Newsletter Newsletters Events Veranstaltungen Podcasts Videos Africanews
Loader
Finden Sie uns
Werbung

Veto gegen 90 Milliarden Ukraine-Kredit - EU wirft Ungarn Illoyalität vor

Die Hohe Vertreterin Kaja Kallas.
Die Hohe Vertreterin Kaja Kallas. Copyright  European Union, 2026.
Copyright European Union, 2026.
Von Jorge Liboreiro
Zuerst veröffentlicht am
Teilen Kommentare
Teilen Close Button

Es sei ein Akt der Illoyalität: Die Entscheidung Ungarns, ein Veto gegen das 90-Milliarden-Euro-Darlehen für die Ukraine einzulegen, wurde von anderen EU-Ländern scharf kritisiert.

Die Spitze der Europäischen Union hat Ungarn scharf kritisiert, gegen den Grundsatz der loyalen Zusammenarbeit verstoßen zu haben. Ungarn hat sein Veto gegen einen 90-Milliarden-Euro-Kredit an die Ukraine eingelegt. Grund dafür ist ein Energiekonflikt, der damit nicht in direkter Verbindung zum Ukraine-Konflikt steht.

WERBUNG
WERBUNG

Das Finanzhilfeprogrammwar im Dezember von den Staats- und Regierungschefs nach zähen Verhandlungen vereinbart worden. Es befand sich in der allerletzten Phase des Gesetzgebungsverfahrens. Die erste Auszahlung wurde bereits für Anfang April erwartet.

Ungarn, die Slowakei und die Tschechien sicherten sich eine Ausnahmeregelung von dem Programm.

"Das ist wirklich bedauerlich", sagte die Hohe Vertreterin Kaja Kallas am Ende eines Treffens der Außenminister am Montag. "Es ist nicht wirklich im Einklang mit der Klausel der loyalen Zusammenarbeit, die wir in den (EU-)Verträgen haben."

Ratspräsident Costa mahnt: Entscheidungen müssten respektiert werden

Unabhängig davon sagte der Präsident des Europäischen Rates, António Costa, dem ungarischen Ministerpräsidenten Viktor Orbán, dass Entscheidungen, die von den 27 Staats- und Regierungschefs abgesegnet wurden, "respektiert werden müssen".

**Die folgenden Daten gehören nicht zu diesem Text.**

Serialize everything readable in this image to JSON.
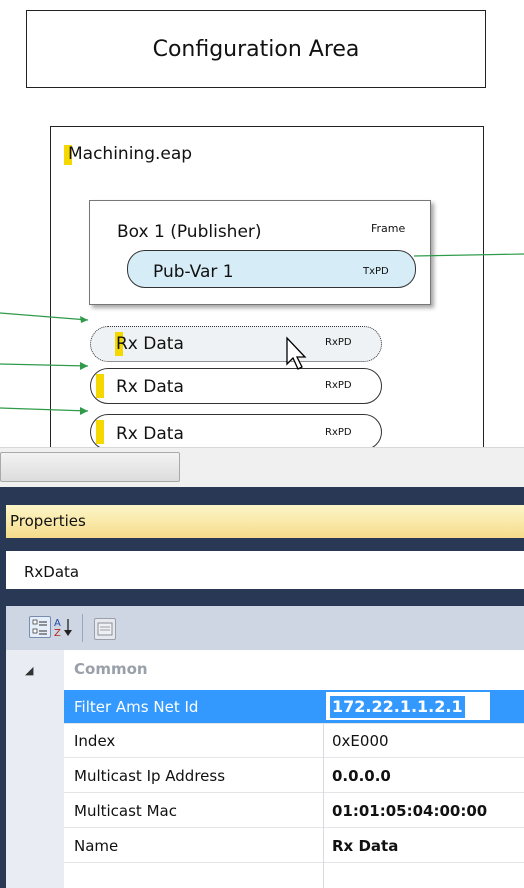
{
  "diagram": {
    "config_area": "Configuration Area",
    "machining_title": "Machining.eap",
    "box1_title": "Box 1 (Publisher)",
    "frame_label": "Frame",
    "pubvar_label": "Pub-Var 1",
    "pubvar_tag": "TxPD",
    "rx_items": [
      {
        "label": "Rx Data",
        "tag": "RxPD"
      },
      {
        "label": "Rx Data",
        "tag": "RxPD"
      },
      {
        "label": "Rx Data",
        "tag": "RxPD"
      }
    ]
  },
  "properties": {
    "title": "Properties",
    "object_name": "RxData",
    "toolbar": {
      "categorized_icon": "categorized-icon",
      "alphabetical_icon": "sort-az-icon",
      "property_pages_icon": "property-pages-icon"
    },
    "category": "Common",
    "rows": [
      {
        "name": "Filter Ams Net Id",
        "value": "172.22.1.1.2.1"
      },
      {
        "name": "Index",
        "value": "0xE000"
      },
      {
        "name": "Multicast Ip Address",
        "value": "0.0.0.0"
      },
      {
        "name": "Multicast Mac",
        "value": "01:01:05:04:00:00"
      },
      {
        "name": "Name",
        "value": "Rx Data"
      }
    ]
  },
  "colors": {
    "selection": "#3399ff",
    "panel_frame": "#293955",
    "title_bar": "#f6dc8b",
    "pubvar_fill": "#d6ecf6",
    "marker_yellow": "#f5d800"
  }
}
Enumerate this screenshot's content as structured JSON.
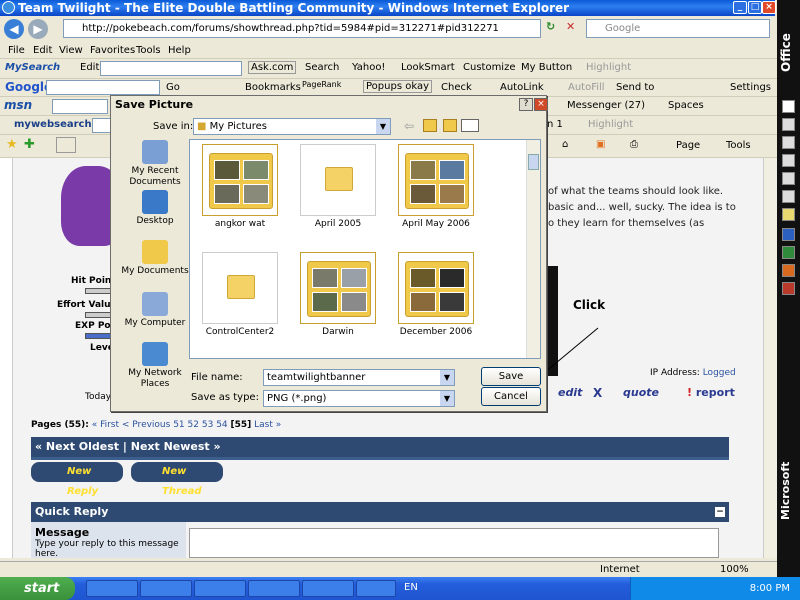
{
  "window": {
    "title": "Team Twilight - The Elite Double Battling Community - Windows Internet Explorer"
  },
  "address": {
    "url": "http://pokebeach.com/forums/showthread.php?tid=5984#pid=312271#pid312271",
    "search_placeholder": "Google"
  },
  "menu": [
    "File",
    "Edit",
    "View",
    "Favorites",
    "Tools",
    "Help"
  ],
  "toolbar_mysearch": {
    "label": "MySearch",
    "edit": "Edit",
    "ask": "Ask.com",
    "search": "Search",
    "yahoo": "Yahoo!",
    "looksmart": "LookSmart",
    "customize": "Customize",
    "mybutton": "My Button",
    "highlight": "Highlight"
  },
  "toolbar_google": {
    "label": "Google",
    "go": "Go",
    "bookmarks": "Bookmarks",
    "pagerank": "PageRank",
    "popups": "Popups okay",
    "check": "Check",
    "autolink": "AutoLink",
    "autofill": "AutoFill",
    "sendto": "Send to",
    "settings": "Settings"
  },
  "toolbar_msn": {
    "label": "msn",
    "messenger": "Messenger (27)",
    "spaces": "Spaces"
  },
  "toolbar_mywebsearch": {
    "label": "mywebsearch",
    "item": "n 1",
    "highlight": "Highlight"
  },
  "toolbar_ie": {
    "page": "Page",
    "tools": "Tools"
  },
  "office": {
    "label": "Office",
    "brand": "Microsoft"
  },
  "page": {
    "post_text_1": "of what the teams should look like.",
    "post_text_2": "basic and... well, sucky. The idea is to",
    "post_text_3": "o they learn for themselves (as",
    "stats": [
      "Hit Point",
      "Effort Value",
      "EXP Poin",
      "Leve"
    ],
    "today": "Today",
    "ip_label": "IP Address:",
    "ip_value": "Logged",
    "edit": "edit",
    "quote": "quote",
    "report": "report",
    "pages_label": "Pages (55):",
    "pages_first": "« First",
    "pages_prev": "< Previous",
    "pages_nums": [
      "51",
      "52",
      "53",
      "54"
    ],
    "pages_current": "[55]",
    "pages_last": "Last »",
    "next_oldest": "« Next Oldest",
    "next_newest": "Next Newest »",
    "new_reply": "New Reply",
    "new_thread": "New Thread",
    "quick_reply": "Quick Reply",
    "message_label": "Message",
    "message_hint": "Type your reply to this message here.",
    "collapse": "−"
  },
  "annotation": {
    "text": "Click"
  },
  "dialog": {
    "title": "Save Picture",
    "save_in_label": "Save in:",
    "save_in_value": "My Pictures",
    "places": [
      {
        "label": "My Recent Documents",
        "icon": "recent-documents-icon",
        "color": "#7a9fd4"
      },
      {
        "label": "Desktop",
        "icon": "desktop-icon",
        "color": "#3a78c8"
      },
      {
        "label": "My Documents",
        "icon": "my-documents-icon",
        "color": "#f0c84a"
      },
      {
        "label": "My Computer",
        "icon": "my-computer-icon",
        "color": "#8aa8d8"
      },
      {
        "label": "My Network Places",
        "icon": "network-places-icon",
        "color": "#4a8ad0"
      }
    ],
    "files": [
      {
        "name": "angkor wat",
        "type": "photo-folder"
      },
      {
        "name": "April 2005",
        "type": "folder"
      },
      {
        "name": "April May 2006",
        "type": "photo-folder"
      },
      {
        "name": "ControlCenter2",
        "type": "folder"
      },
      {
        "name": "Darwin",
        "type": "photo-folder"
      },
      {
        "name": "December 2006",
        "type": "photo-folder"
      }
    ],
    "filename_label": "File name:",
    "filename_value": "teamtwilightbanner",
    "type_label": "Save as type:",
    "type_value": "PNG (*.png)",
    "save_button": "Save",
    "cancel_button": "Cancel",
    "help": "?",
    "close": "×"
  },
  "status": {
    "zone": "Internet",
    "zoom": "100%"
  },
  "taskbar": {
    "start": "start",
    "lang": "EN",
    "clock": "8:00 PM"
  }
}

"Wenn die Staats- und Regierungschefs einen Konsens erreichen, sind sie an ihre Entscheidung gebunden. Jede Verletzung dieser Verpflichtung stellt eine Verletzung des Prinzips der aufrichtigen Zusammenarbeit dar", erklärte Costa in einem Schreiben an Orbán am Montag, das auch Euronews vorliegt.

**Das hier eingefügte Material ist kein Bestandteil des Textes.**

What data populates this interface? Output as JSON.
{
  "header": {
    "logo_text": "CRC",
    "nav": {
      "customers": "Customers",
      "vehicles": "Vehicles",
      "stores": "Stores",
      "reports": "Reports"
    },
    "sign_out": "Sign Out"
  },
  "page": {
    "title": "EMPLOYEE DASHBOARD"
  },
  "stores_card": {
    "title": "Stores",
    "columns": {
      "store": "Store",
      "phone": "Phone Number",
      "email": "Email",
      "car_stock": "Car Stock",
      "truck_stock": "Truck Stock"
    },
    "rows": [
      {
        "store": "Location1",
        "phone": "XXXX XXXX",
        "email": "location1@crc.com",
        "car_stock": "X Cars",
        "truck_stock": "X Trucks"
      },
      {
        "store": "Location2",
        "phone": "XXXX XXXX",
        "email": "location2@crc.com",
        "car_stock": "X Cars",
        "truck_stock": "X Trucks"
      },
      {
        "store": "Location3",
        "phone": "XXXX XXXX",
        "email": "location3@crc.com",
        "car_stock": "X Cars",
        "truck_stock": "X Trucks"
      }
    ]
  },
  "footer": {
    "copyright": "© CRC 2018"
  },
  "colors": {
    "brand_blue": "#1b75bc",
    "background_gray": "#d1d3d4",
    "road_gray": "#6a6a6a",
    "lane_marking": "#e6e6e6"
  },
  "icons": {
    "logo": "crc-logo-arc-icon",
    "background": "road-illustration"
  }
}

"Keinem Mitgliedstaat darf es erlaubt werden, die Glaubwürdigkeit der vom Europäischen Rat gemeinsam getroffenen Entscheidungen zu untergraben."

Der französische Präsident Emmanuel Macron schloss sich in einer Rede in Paris dieser Meinung an.

"Ich bin zuversichtlich, wenn ich sage, dass ich entschlossen bin, denn ich weiß, dass die politischen Verpflichtungen und Versprechen, die beim letzten Europäischen Rat gemacht wurden, eingehalten werden. Es kann nicht anders sein", sagte Macron.

Energiekonflikt mit Druschba-Pipeline

Bei dem Energiekonflikt geht es um die aus der Sowjetzeit stammende Druschba-Pipeline. Sie verläuft durch die Ukraine und transportiert aufgrund einer Ausnahmeregelung von den Sanktionen russisches Rohöl nach Ungarn und in die Slowakei.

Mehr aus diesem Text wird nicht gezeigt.